- Born: 7 October 1974 (age 51)
- Education: Okuapeman School, Accra Academy, GIMPA
- Occupations: Journalist, News Editor, News Anchor
- Years active: 1999 - Present
- Spouse: Louisa Laryea
- Children: 3
- Parents: James Laryea (father); Constance Laryea (mother);

= Israel Laryea =

Ghanaian broadcast journalist

Israel Laryea (born 7 October 1974) is a Ghanaian broadcast journalist, news editor and anchor and programme host with Multimedia Group Ltd (JoyNews Television).

== Education ==
Israel attended Osu Presbyterian Preparatory School (OPPS) in Osu. He then had his GCE 'O' Level certificate from Okuapeman School before undertaking the sixth form at Accra Academy. He later attended the Ghana Institute of Management and Public Administration (GIMPA), where he attained a Bachelor of Arts (BA) degree.

== Career ==
Israel begun working in the broadcasting space with TV3 in 1999. After working with TV3 for sometime, he moved on to Multimedia Group Limited working with the late Komla Dumor. For a period, Israel worked for both Multimedia Group Limited and TV3, before finally moving back to Multimedia Group Limited.
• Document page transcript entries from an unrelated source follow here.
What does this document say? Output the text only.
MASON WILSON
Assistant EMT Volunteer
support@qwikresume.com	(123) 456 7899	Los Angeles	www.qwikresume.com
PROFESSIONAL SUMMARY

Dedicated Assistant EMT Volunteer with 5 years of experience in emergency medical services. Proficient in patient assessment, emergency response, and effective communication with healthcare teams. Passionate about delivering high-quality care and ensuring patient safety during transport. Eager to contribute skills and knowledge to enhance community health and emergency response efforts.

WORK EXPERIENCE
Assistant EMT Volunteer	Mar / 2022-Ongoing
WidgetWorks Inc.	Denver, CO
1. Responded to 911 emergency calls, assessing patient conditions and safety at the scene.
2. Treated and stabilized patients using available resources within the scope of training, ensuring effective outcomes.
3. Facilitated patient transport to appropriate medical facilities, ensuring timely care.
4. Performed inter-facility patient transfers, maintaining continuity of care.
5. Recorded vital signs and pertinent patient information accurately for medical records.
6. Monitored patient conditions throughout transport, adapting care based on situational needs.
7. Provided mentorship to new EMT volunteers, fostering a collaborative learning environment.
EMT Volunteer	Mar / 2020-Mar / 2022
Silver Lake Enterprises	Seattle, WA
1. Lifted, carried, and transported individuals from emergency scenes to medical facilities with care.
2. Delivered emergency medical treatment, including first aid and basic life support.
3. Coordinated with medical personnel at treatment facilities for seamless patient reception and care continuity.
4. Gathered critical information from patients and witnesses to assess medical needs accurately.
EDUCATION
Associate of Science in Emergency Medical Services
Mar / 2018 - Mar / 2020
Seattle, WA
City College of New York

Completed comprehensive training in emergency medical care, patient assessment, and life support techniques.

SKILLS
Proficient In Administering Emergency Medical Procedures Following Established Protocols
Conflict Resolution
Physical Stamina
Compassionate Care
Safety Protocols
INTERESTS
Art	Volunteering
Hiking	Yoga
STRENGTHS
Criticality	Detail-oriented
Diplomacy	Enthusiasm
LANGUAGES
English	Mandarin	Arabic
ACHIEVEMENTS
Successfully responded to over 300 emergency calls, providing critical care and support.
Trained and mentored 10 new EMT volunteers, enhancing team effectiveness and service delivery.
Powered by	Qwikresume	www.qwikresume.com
Israel, along with Professor Ivan Addae Mensah moderated the 2008 Presidential Debate II between the NPP, NDC, CPP and PNC.

The 13th CNN Multichoice African Journalists Awards in 2008, nominated Israel Laryea (Joy FM) and Daniel Nkrumah (Daily Graphic) as finalists, among 21 other African journalists. The awards ceremony was held in Ghana in July 2008. He participated in the CNN Journalism Fellowship at the CNN Centre in Atlanta, USA.

Due to the coronavirus pandemic in 2020, Israel anchored the news from home, in a bid to encourage working from home.

== Personal life ==
Israel is married to Louisa and they have three (3) children.